Security for A in the event of the death of either of her parents
93. Those same, or similar, obligations will apply to the sum of £900,000 which S will use to secure the discharge of her mortgage on the Fulham property. She may well remarry in the future. I will expect her to look to A’s longer term interests in this event just as I look to C in similar circumstances. As a condition of the release of any funds to these parents, I am going to require each to put in place an acceptable form of life assurance in an agreed sum. A will be the beneficiary of those policies and each will be responsible for the premiums on their separate policies. I am told that she was a previous beneficiary of life cover of £2 million prior to the current litigation. Because I have no evidence of the likely cost of insurance or the variables which might affect each policy, I am going to leave it with the parties and their advisers in the first instance to determine the sum to be insured. I would like to see at least £1 million in terms of life cover (i,e, a total of an additional £2 million of security in the event of both parents predeceasing A during the life of their respective policies). If they settle on a different sum having obtained estimates for such cover, I will not seek to stand in the way of such an agreement provided it is a reasonable sum in all the circumstances of the case.
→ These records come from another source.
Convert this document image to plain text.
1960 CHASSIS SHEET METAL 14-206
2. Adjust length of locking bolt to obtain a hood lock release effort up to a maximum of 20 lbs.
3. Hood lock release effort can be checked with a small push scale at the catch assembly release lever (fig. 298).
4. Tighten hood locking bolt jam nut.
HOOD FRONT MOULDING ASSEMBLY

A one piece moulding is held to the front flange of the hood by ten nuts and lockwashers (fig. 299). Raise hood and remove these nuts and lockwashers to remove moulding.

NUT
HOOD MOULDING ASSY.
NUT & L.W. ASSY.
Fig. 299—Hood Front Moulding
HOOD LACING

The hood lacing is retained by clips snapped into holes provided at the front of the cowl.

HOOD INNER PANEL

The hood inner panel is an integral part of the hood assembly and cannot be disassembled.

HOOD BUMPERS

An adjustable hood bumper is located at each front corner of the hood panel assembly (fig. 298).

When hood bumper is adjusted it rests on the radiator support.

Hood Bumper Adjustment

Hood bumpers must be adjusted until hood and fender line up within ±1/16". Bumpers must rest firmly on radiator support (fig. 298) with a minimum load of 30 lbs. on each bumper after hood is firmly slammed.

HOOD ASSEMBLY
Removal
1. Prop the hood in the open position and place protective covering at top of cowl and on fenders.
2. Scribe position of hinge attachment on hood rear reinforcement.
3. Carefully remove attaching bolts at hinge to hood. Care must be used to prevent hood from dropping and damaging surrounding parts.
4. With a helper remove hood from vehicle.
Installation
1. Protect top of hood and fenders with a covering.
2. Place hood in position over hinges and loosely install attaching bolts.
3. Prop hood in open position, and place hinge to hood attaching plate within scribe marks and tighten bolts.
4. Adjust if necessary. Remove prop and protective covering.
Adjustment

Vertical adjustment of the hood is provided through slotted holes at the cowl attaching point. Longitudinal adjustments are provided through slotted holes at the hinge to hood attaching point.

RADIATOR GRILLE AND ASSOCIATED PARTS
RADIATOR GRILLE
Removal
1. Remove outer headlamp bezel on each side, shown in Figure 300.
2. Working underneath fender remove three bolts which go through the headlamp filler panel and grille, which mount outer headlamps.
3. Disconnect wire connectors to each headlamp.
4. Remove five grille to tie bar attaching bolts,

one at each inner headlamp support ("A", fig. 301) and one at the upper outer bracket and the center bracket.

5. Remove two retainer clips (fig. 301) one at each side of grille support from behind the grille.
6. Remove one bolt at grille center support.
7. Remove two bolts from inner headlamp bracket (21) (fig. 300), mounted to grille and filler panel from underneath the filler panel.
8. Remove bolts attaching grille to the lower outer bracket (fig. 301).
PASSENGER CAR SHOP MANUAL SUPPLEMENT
94. In terms of drafting, I accept that it may take time to secure the advice which is now required. I hope this can be done before the middle of August 2020 so that I can approve the order before the start of next term. Any order will obviously need to include whatever recitals or undertakings may be necessary once advice has been taken.
95. Mr Boydell makes the point that a trust arrangement may well be required when A is 18 years old. I take the view that the situation can be reviewed if necessary at that juncture. Much will have changed in terms of both A’s prognosis, her future needs, and the parties’ respective financial positions. I continue to hope that, by that stage, they might be able to act as responsible parents and chart their own way forwards in terms of this lovely child.